What intrigued me, though, is the concept of time travel at play here. As a Time Travel show, it’s perhaps unsurprising that the show avoids serious discussions into the concept. (It’s a pretty complex subject and look into too seriously and it becomes nonsensical – just look at End Game’s very self-aware attempt). Normally, however, Doctor Who adopts a very simplistic space/time tourist model – as long as you don’t influence major events, you’ll essentially have no genuine causal effect on the past. Meanwhile, the future and alien planets are fair game. When Doctor Who becomes a little more self aware, the model for time travel seems almost to become a little more deterministic: all of time, past and future, is fixed, including temporally travelling brings, and that if you travel back to the past, you were always part of the past. Equally, the present and future. You have as much causal influence as everyone else, and if you happen to invent spaghetti, it will always have been invented by you, unbeknown to your earlier self. The difficulty here is, of course, that it undermines the power of the Time Lords. The Doctor Who universe is fundamentally a non-fatalistic/deterministic universe. Events from the past can be influenced and rewritten. The Doctor and some of his enemies, at least, need to be able to have some influence. Then we get the horrible idea of fixed events: something introduced to justify non-meddling in the past, but that really seems utterly non-sensical (insofar as, if certain events are fixed, cause and effect clearly means that all events are fixed, for example, it was impossible for the Doctor ever to be killed prior to his death by River Song). However, if we take that particular concept aside for one moment, and allow for the idea of a more possibility-based time travel concept, like the one played a little with in End Game, we end up with what seemed to have been suggested at the end of this episode (and something entirely compatible with what seems to have been taking place in the Time War): namely, that the post global-warning destroyed Earth is only one possible future and that might not happen, not purely by the influence of those time travellers in the know, but by all humans with free will and agency. The Doctor seems explicitly to suggest that the very events they’ve just not only witnessed by been part of may never, in fact, come to pass it humanity gets its act together.

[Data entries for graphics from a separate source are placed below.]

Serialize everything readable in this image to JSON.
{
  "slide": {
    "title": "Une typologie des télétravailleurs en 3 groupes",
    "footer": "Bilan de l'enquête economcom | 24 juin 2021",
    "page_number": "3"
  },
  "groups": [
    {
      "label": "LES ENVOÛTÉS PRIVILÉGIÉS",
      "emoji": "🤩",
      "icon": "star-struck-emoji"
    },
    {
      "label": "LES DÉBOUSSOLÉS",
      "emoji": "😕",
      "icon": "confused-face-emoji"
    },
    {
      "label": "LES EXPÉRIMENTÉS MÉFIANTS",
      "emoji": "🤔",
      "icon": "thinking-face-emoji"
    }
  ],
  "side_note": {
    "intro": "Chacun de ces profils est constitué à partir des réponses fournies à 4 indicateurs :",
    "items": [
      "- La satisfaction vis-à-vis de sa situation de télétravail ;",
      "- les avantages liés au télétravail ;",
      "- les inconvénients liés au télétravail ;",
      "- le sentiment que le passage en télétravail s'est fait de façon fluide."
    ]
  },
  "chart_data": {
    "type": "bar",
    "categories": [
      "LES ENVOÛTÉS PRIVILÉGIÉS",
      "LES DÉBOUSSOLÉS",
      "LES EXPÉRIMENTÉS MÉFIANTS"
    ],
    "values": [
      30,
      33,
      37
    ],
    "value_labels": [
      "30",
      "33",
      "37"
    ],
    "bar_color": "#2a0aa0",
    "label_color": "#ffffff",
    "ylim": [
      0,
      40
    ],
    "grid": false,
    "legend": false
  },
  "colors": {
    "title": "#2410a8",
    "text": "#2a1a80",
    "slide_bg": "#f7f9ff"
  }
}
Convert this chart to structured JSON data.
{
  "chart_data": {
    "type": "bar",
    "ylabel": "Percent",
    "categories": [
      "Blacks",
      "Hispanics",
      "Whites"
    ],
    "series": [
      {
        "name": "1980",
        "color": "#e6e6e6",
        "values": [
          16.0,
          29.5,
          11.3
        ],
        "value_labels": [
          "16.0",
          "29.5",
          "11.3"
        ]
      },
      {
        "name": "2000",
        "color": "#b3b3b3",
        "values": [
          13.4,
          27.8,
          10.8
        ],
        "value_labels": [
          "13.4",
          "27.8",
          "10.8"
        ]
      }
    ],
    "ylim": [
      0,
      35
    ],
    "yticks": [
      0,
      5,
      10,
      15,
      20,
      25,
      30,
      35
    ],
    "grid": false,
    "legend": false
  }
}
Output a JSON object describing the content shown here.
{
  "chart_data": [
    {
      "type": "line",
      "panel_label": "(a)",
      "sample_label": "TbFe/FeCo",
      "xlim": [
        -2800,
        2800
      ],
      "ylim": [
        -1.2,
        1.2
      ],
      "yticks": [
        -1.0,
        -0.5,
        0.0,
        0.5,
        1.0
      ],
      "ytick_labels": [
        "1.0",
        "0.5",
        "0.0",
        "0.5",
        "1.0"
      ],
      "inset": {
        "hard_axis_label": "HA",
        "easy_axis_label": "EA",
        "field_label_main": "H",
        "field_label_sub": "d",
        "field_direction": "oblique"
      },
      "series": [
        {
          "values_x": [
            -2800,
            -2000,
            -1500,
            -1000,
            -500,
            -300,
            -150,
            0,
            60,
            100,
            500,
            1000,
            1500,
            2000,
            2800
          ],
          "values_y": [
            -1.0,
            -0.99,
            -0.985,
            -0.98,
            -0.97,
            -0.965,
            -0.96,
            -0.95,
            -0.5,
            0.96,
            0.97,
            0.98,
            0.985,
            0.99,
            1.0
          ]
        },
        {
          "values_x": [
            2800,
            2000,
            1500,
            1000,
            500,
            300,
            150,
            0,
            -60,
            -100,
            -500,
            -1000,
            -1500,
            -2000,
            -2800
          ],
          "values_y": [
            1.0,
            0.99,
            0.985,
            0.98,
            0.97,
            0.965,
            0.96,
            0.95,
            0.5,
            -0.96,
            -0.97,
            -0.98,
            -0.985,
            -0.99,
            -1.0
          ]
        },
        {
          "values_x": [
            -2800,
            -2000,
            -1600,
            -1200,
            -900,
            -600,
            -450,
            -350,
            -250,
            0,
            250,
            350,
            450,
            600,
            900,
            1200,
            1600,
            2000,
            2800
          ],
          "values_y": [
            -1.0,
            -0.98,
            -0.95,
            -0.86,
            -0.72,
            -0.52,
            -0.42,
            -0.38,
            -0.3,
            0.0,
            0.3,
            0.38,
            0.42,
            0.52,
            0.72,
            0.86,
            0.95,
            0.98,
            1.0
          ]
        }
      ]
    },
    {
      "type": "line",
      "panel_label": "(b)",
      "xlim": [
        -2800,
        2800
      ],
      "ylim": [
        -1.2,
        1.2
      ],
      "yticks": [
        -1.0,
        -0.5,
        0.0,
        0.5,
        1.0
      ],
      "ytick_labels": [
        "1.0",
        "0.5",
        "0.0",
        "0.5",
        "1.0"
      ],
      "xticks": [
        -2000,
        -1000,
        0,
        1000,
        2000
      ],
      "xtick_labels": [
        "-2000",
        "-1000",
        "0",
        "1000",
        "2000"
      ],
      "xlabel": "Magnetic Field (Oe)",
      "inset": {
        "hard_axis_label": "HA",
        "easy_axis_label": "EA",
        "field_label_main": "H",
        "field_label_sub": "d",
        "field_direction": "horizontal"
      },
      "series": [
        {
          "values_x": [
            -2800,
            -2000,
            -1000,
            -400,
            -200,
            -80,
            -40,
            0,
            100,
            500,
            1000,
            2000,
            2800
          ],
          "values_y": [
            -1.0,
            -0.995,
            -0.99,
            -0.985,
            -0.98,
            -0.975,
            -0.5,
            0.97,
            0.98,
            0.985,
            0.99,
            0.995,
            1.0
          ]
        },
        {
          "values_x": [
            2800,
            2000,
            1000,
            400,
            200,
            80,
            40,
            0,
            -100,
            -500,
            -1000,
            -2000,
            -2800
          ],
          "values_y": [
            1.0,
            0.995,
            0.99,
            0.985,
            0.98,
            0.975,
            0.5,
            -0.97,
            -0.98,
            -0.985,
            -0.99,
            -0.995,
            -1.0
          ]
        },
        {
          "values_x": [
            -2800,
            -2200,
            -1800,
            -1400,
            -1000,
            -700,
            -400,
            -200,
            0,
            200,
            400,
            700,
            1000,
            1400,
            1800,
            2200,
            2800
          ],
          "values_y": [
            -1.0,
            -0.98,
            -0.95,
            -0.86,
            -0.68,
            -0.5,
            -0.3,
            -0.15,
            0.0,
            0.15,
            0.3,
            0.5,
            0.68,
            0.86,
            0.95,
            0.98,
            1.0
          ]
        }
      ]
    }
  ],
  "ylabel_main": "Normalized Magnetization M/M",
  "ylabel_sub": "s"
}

The reason this struck me, is that the implication did seem to be that, in the reality witnessed, Earth dies through global warming in the near future: Earth never reaches the stars. This implies that, in the most likely possible future currently, the events of New Earth never occur. What’s more, that means that companions like Stephen and Leela would never have been born. And that is such a timeywimey confusion (but seeming far more compatible with a more sensibility, agency-based conceit of time travel) that it seems entirely clear in thinking about it why Doctor Who has always veered so very far away from giving that kind of freedom rant scope. It really is a head fuck.
Which is a very long piece of discussion for what was almost certainly just supposed to be an off the cusp comment about how it’s not too late to stop humanity from fucking up.